4. Growing pressure from environmentally conscious consumers
Social and environmental responsibility is becoming increasingly important, especially for younger generations, and ESG has become a growing trend in financial markets.
Customers are interested in "greener" crypto alternatives, such as Chia, IOTA, Solarcoin, and Bitgreen.
They do not require mining and encourage positive environmental behavior by rewarding users for actions such as drinking sustainable coffee, carpooling, and volunteering.
The growing awareness of cryptocurrencies' energy consumption is supported by highly influential people — last year Elon Musk stopped bitcoin payments at Tesla, which some believe may have drawn attention to Bitcoin's carbon footprint and sparked the race to make cryptocurrencies more environmentally friendly.

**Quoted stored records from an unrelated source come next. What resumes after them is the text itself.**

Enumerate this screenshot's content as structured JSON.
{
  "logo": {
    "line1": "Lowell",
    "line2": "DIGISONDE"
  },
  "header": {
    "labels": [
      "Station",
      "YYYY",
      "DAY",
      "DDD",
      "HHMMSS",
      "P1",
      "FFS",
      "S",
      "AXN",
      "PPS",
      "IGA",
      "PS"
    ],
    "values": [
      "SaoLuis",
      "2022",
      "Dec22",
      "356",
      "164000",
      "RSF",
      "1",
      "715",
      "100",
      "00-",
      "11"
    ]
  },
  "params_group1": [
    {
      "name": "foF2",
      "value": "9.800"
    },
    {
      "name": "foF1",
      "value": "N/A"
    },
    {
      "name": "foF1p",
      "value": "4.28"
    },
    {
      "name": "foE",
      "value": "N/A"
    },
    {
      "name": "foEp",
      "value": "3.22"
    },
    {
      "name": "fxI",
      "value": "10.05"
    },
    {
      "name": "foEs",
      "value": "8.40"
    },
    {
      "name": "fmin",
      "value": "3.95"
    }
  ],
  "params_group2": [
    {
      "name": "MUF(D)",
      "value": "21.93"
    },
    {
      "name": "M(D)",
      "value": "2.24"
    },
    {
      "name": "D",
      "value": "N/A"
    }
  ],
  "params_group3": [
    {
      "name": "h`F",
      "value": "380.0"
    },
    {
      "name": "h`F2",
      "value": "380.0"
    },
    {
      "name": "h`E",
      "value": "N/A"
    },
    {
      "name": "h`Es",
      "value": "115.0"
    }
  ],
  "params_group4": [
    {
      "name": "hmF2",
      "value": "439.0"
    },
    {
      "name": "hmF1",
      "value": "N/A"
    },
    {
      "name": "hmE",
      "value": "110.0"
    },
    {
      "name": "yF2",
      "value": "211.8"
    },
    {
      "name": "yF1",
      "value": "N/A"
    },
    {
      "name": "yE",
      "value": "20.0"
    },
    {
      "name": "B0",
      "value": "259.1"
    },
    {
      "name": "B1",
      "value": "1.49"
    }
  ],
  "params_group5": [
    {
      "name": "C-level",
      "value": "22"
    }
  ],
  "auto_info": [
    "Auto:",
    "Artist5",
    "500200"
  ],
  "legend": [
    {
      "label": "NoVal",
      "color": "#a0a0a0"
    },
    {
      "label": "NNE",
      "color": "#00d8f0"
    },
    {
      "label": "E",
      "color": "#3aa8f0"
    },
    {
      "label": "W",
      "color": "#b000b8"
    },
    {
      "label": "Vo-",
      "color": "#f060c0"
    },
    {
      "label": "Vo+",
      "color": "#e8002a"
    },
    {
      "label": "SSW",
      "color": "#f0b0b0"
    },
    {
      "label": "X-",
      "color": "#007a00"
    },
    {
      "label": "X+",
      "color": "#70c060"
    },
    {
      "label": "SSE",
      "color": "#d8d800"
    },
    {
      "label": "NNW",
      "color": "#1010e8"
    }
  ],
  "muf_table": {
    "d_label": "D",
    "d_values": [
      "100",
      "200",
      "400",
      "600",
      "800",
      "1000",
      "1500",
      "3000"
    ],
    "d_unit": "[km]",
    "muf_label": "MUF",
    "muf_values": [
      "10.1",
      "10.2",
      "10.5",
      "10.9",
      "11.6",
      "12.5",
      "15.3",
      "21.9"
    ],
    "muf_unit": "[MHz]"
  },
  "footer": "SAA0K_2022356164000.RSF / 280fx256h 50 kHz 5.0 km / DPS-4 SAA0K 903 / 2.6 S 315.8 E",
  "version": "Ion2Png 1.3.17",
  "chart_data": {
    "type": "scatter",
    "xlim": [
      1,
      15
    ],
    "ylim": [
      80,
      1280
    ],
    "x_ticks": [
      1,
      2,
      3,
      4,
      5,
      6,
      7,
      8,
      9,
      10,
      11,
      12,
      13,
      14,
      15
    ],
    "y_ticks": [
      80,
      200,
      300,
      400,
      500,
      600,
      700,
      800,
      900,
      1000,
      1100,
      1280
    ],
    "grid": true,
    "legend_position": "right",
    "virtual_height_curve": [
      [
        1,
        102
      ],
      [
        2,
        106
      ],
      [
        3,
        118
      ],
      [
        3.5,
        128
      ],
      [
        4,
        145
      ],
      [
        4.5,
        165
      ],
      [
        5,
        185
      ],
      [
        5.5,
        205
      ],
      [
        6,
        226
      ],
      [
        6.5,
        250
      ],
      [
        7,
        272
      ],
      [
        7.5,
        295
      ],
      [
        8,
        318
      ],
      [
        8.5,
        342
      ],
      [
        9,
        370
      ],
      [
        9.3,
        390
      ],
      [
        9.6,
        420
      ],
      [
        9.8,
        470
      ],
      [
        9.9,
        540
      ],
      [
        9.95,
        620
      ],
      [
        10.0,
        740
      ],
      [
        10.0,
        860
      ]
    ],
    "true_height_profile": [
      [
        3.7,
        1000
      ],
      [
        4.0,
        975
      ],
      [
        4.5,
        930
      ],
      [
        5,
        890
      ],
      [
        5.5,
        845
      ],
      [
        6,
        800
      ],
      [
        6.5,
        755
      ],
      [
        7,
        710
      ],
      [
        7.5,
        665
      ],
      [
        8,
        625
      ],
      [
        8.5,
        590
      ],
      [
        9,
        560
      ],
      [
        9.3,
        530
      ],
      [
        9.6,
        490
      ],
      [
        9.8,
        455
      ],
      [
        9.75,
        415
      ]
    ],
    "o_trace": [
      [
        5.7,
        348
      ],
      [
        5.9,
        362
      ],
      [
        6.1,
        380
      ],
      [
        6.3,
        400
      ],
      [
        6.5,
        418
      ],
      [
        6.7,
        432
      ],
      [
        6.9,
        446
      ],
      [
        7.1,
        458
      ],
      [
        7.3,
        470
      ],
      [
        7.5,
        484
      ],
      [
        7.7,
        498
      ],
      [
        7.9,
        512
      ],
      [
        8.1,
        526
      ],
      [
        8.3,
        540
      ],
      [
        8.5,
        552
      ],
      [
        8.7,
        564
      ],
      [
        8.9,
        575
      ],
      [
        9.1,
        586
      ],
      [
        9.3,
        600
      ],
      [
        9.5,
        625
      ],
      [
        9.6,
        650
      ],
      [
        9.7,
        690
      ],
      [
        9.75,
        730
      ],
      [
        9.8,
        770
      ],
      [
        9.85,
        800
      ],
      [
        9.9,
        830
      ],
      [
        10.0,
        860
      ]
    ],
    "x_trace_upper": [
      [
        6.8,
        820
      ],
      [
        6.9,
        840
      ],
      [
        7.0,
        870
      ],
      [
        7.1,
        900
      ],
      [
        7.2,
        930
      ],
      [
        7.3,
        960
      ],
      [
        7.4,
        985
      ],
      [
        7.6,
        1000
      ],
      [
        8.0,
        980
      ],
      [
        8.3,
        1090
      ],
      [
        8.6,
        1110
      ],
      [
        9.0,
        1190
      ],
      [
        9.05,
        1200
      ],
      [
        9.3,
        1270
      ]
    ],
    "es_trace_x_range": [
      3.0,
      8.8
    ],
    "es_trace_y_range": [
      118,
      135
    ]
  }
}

The path to greener cryptocurrencies requires major changes in the system that has worked undisturbed for over a decade. Moving from "traditional" mining to a less computationally-intensive blockchain approach would require consensus within the mining community and could result in a decline in the value of the currency.
However, for many crypto enthusiasts, blockchain is seen as a "mindset" and tool to drive technological innovation. And perhaps crypto industry players are drawing a lesson from automotive history: car makers reluctant to introduce emissions standards for themselves years ago, are now paying the price in additional fees and taxes on their products Some experts believe that the crypto industry is at a similar point — and the question is whether long-term benefits and sustainability trends take precedence over immediate profits.
On the other hand, war in Ukraine and sanctions against Russia are likely to raise new challenges for the crypto industry. This may put efforts toward making crypto green on hold.